Erst flog Kevin Kuranyi aus dem Nationalteam, und nun droht Bundestrainer Joachim Löw einen weiteren Spieler zu verlieren. Mittelfeldspieler Torsten Frings hat erstmals seinen Rücktritt aus der Nationalmannschaft angedeutet. Der Bremer fühlt sich gedemütigt, weil er in den WM-Qualifikationsspielen gegen Russland und Wales nur auf der Bank saß.
Der 31-Jährige vermisst "Rückendeckung, Vertrauen und Respekt", sagte er nun in einem Interview mit der 'Bild'-Zeitung. Daher sei Frings derzeit auch „echt nachdenklich, der Rücktritt schießt mir immer wieder durch den Kopf". Der Mittelfeldspieler wurde gegen Russland erst nach 83 Minuten eingewechselt, gegen Wales durfte er sich am Mittwoch nicht einmal warmlaufen.
Für Frings war das „die Krönung, eine Demütigung". Der Bremer merke nicht, dass Joachim Löw auf ihn baue. „Und mit fast 32 Jahren hast du ein Gespür für so etwas. Ich sehe bei ihm derzeit keine Perspektive für mich", so der Mittelfeldspieler. Der Bremer denke daher an einen Rücktritt - nicht, weil er beleidigt wäre, sondern weil ihm die letzten Wochen „die Augen geöffnet" hätten.
In einem Interview mit der Deutschen Presse-Agentur (dpa) hatte Bundestrainer Löw dem 31-jährigen Frings noch vorbildliches Verhalten bescheinigt. Frings sei weiterhin ein wichtiger Spieler, auf den Löw im Hinblick auf die WM 2010 baue. Der Bundestrainer habe Frings „seine Wertschätzung mitgeteilt", so der 48-Jährige.
Die Verbannung des Mittelfeldmotors auf die Bank gehört zur neuen Linie des Bundestrainers, zukünftig den Konkurrenzkampf zu forcieren und keine Stammplätze mehr aus Dankbarkeit zu vergeben.
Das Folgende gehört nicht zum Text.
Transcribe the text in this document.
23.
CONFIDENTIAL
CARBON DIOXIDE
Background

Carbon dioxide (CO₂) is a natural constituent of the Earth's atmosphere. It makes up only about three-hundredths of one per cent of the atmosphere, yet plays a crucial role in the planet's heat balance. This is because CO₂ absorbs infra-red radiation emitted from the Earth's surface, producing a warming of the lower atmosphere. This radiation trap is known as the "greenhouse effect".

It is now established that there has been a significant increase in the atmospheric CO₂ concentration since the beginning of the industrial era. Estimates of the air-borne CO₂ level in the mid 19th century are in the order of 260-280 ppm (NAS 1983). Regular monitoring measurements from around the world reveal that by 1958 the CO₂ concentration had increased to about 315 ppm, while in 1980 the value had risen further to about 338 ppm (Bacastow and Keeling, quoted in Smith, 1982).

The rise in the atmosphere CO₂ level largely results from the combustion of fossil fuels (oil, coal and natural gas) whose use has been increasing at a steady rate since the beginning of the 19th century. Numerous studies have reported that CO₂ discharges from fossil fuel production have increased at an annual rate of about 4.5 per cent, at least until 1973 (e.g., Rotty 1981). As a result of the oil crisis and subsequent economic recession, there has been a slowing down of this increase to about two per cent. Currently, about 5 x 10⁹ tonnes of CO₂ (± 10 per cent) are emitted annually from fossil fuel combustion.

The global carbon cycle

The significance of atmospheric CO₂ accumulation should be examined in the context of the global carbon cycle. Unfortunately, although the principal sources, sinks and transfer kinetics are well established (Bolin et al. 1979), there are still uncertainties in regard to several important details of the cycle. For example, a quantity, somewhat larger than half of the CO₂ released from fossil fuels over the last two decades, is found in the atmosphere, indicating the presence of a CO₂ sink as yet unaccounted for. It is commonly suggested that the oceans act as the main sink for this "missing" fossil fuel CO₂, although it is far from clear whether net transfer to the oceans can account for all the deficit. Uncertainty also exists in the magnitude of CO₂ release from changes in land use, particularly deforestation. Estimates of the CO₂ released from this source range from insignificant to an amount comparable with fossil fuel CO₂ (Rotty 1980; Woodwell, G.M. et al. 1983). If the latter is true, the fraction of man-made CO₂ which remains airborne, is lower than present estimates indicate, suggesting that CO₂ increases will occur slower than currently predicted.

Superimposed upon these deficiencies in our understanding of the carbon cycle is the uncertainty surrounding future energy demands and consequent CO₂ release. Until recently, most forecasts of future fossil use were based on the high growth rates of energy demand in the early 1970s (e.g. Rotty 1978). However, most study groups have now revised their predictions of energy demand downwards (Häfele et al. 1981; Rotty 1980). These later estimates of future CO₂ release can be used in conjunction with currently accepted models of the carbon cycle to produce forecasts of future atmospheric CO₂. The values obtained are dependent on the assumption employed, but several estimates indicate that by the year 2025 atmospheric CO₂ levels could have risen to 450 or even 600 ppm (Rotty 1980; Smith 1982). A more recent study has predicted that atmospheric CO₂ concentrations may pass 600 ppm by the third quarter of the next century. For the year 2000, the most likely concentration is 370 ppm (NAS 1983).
Noch bei der EM gehörten Spieler wie Jens Lehmann oder Christoph Metzelder zur ersten Elf, die den Stammspieler-Status zuvor nicht rechtfertigen konnten. „Logischerweise sind Spieler unzufrieden, wenn sie nicht spielen, aber das ist eine Situation, die ich möchte", kommentiert Löw den neuen Konkurrenzkampf.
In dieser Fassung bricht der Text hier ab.